Articles like this one remind me of why the neoconservative response to poverty is so inadequate: It's not based on a realistic understanding of what poverty IS in our society. It's not just black teenage moms on welfare. It's not just dead-enders who refuse to work for a living.

Right-wingers are fond of saying that 'even the poorest among us' can become middle-class, or can live decent lives, if they're "willing to work hard." They cling like children to shallow, one-size-fits-all mantras like "you can do anything you want in life: you just have to want to work hard for it (gasp!).
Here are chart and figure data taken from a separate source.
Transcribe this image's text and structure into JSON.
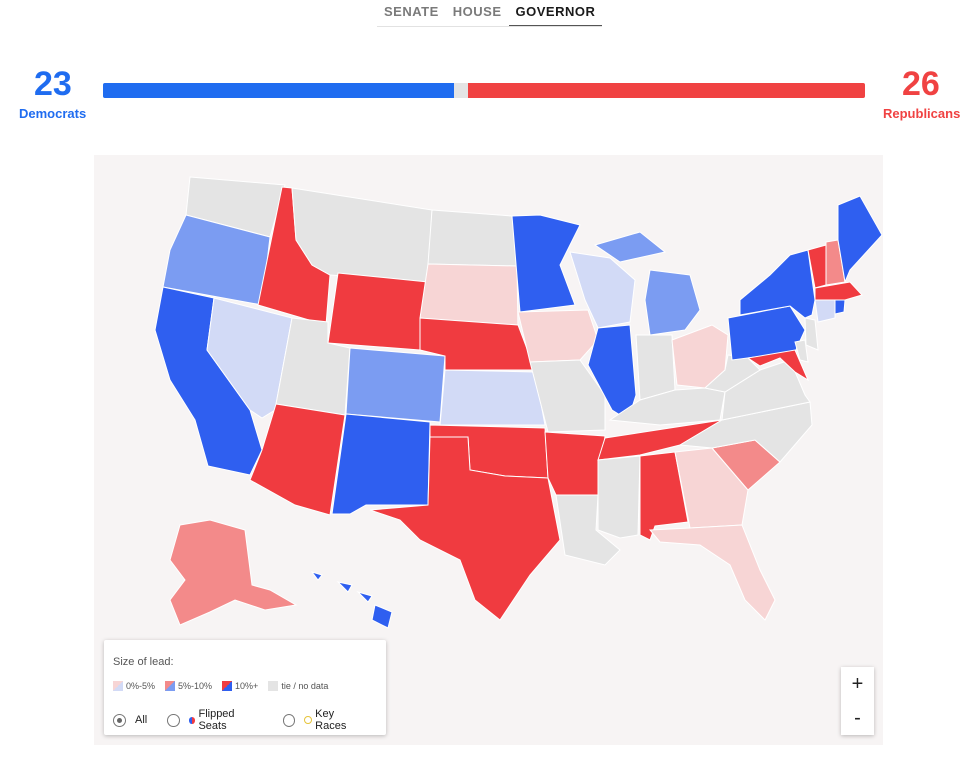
{
  "tabs": [
    {
      "label": "SENATE",
      "active": false
    },
    {
      "label": "HOUSE",
      "active": false
    },
    {
      "label": "GOVERNOR",
      "active": true
    }
  ],
  "democrats": {
    "count": "23",
    "label": "Democrats",
    "color": "#1f6cf0"
  },
  "republicans": {
    "count": "26",
    "label": "Republicans",
    "color": "#f04242"
  },
  "seat_bar": {
    "dem_seats": 23,
    "rep_seats": 26,
    "total_seats": 50
  },
  "colors": {
    "dem_strong": "#2f5ff0",
    "dem_medium": "#7b9cf2",
    "dem_light": "#d2daf6",
    "rep_strong": "#f03b40",
    "rep_medium": "#f38a8a",
    "rep_light": "#f7d5d5",
    "none": "#e4e4e4"
  },
  "legend": {
    "title": "Size of lead:",
    "swatches": [
      {
        "label": "0%-5%",
        "dem": "#d2daf6",
        "rep": "#f7d5d5"
      },
      {
        "label": "5%-10%",
        "dem": "#7b9cf2",
        "rep": "#f38a8a"
      },
      {
        "label": "10%+",
        "dem": "#2f5ff0",
        "rep": "#f03b40"
      },
      {
        "label": "tie / no data",
        "dem": "#e4e4e4",
        "rep": "#e4e4e4"
      }
    ],
    "filters": [
      {
        "label": "All",
        "selected": true
      },
      {
        "label": "Flipped Seats",
        "selected": false,
        "icon": "flipped-dot-icon"
      },
      {
        "label": "Key Races",
        "selected": false,
        "icon": "key-race-dot-icon"
      }
    ]
  },
  "zoom": {
    "in_label": "+",
    "out_label": "-"
  },
  "states": {
    "WA": "none",
    "OR": "dem_medium",
    "CA": "dem_strong",
    "NV": "dem_light",
    "ID": "rep_strong",
    "MT": "none",
    "WY": "rep_strong",
    "UT": "none",
    "AZ": "rep_strong",
    "CO": "dem_medium",
    "NM": "dem_strong",
    "ND": "none",
    "SD": "rep_light",
    "NE": "rep_strong",
    "KS": "dem_light",
    "OK": "rep_strong",
    "TX": "rep_strong",
    "MN": "dem_strong",
    "IA": "rep_light",
    "MO": "none",
    "AR": "rep_strong",
    "LA": "none",
    "WI": "dem_light",
    "IL": "dem_strong",
    "MI": "dem_medium",
    "IN": "none",
    "OH": "rep_light",
    "KY": "none",
    "TN": "rep_strong",
    "MS": "none",
    "AL": "rep_strong",
    "GA": "rep_light",
    "FL": "rep_light",
    "SC": "rep_medium",
    "NC": "none",
    "VA": "none",
    "WV": "none",
    "PA": "dem_strong",
    "NY": "dem_strong",
    "MD": "rep_strong",
    "DE": "none",
    "NJ": "none",
    "VT": "rep_strong",
    "NH": "rep_medium",
    "ME": "dem_strong",
    "MA": "rep_strong",
    "CT": "dem_light",
    "RI": "dem_strong",
    "AK": "rep_medium",
    "HI": "dem_strong"
  }
}
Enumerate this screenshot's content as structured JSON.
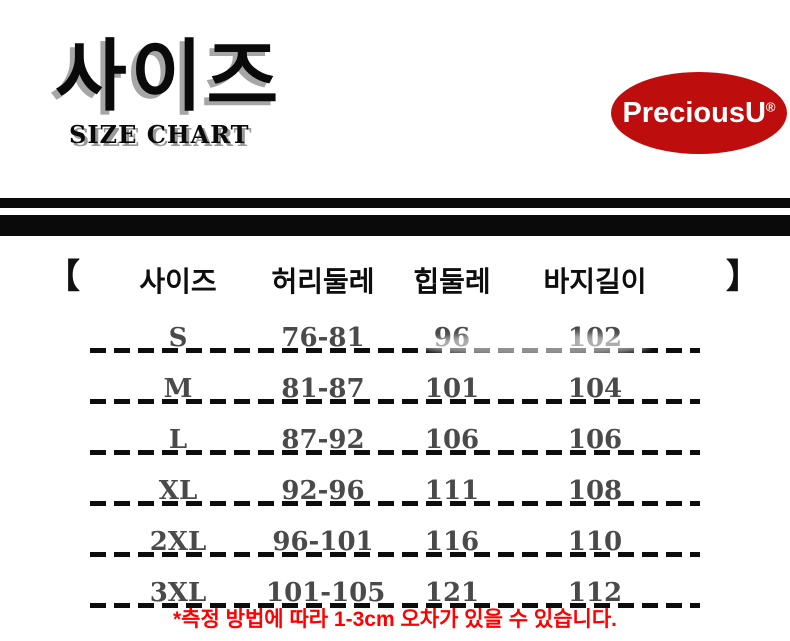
{
  "title": {
    "korean": "사이즈",
    "english": "SIZE CHART"
  },
  "logo": {
    "text": "PreciousU",
    "registered_mark": "®",
    "bg_color": "#bd0d0d",
    "text_color": "#ffffff"
  },
  "colors": {
    "divider_bar": "#0a0a0a",
    "table_value_gray": "#4a4a4a",
    "footnote_red": "#ff0000"
  },
  "table": {
    "bracket_left": "【",
    "bracket_right": "】"
  },
  "chart_data": {
    "type": "table",
    "title": "사이즈 SIZE CHART",
    "columns": [
      "사이즈",
      "허리둘레",
      "힙둘레",
      "바지길이"
    ],
    "rows": [
      [
        "S",
        "76-81",
        "96",
        "102"
      ],
      [
        "M",
        "81-87",
        "101",
        "104"
      ],
      [
        "L",
        "87-92",
        "106",
        "106"
      ],
      [
        "XL",
        "92-96",
        "111",
        "108"
      ],
      [
        "2XL",
        "96-101",
        "116",
        "110"
      ],
      [
        "3XL",
        "101-105",
        "121",
        "112"
      ]
    ]
  },
  "footnote": {
    "text": "*측정 방법에 따라 1-3cm 오차가 있을 수 있습니다."
  }
}
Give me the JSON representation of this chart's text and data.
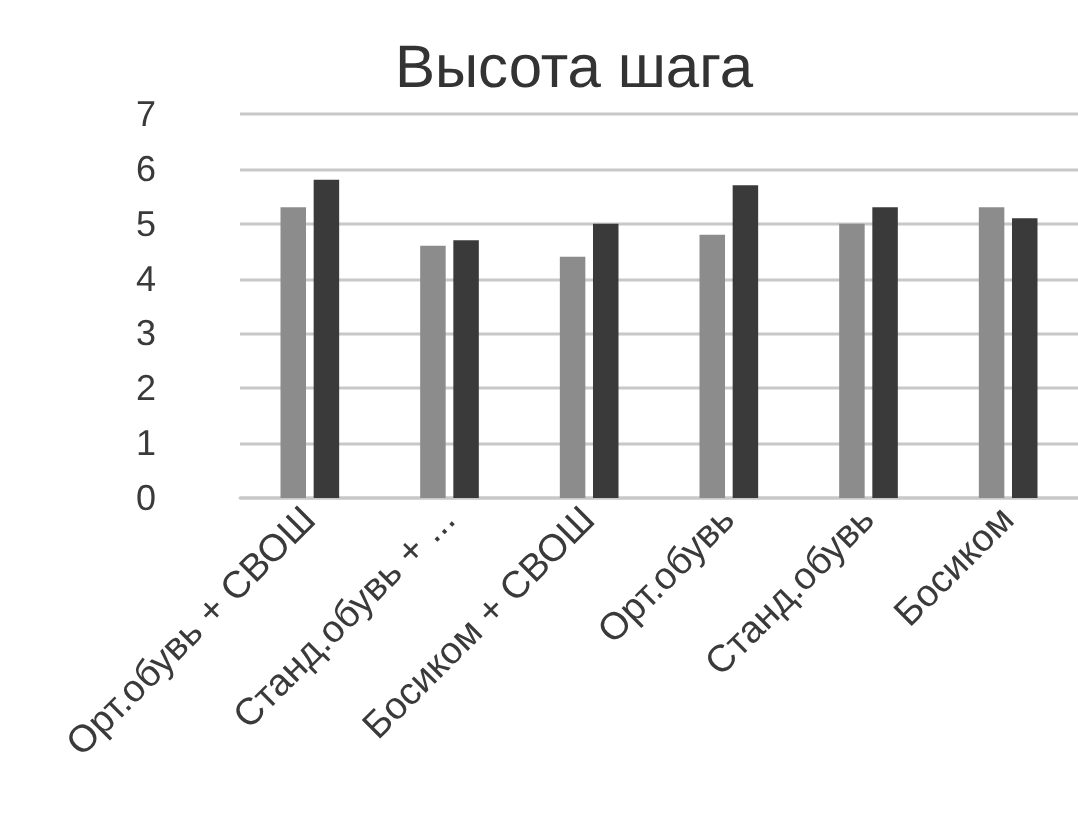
{
  "chart_data": {
    "type": "bar",
    "title": "Высота шага",
    "categories": [
      "Орт.обувь + СВОШ",
      "Станд.обувь + ...",
      "Босиком + СВОШ",
      "Орт.обувь",
      "Станд.обувь",
      "Босиком"
    ],
    "series": [
      {
        "color": "#8c8c8c",
        "values": [
          5.3,
          4.6,
          4.4,
          4.8,
          5.0,
          5.3
        ]
      },
      {
        "color": "#3a3a3a",
        "values": [
          5.8,
          4.7,
          5.0,
          5.7,
          5.3,
          5.1
        ]
      }
    ],
    "ylim": [
      0,
      7
    ],
    "yticks": [
      0,
      1,
      2,
      3,
      4,
      5,
      6,
      7
    ],
    "grid": "y"
  }
}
Hollywood movies, usually dismissed contemptuously as being 'out of touch' with the lives of 'real' Americans -- are suddenly taken with the utmost seriousness when they play into the "pick-yourself-up-off-the-floor-and-dust-yourself-and-try-again" sloganeering that passes for thinking on the right.

Well, the Americans profiled in this article -- and millions more very much like them -- are willing to work hard, and they do work hard. But they are still barely getting by and on the edge of economic disaster every day -- and it is not their fault. They are getting screwed by economic forces that our government is not interested in addressing -- for very obvious reasons.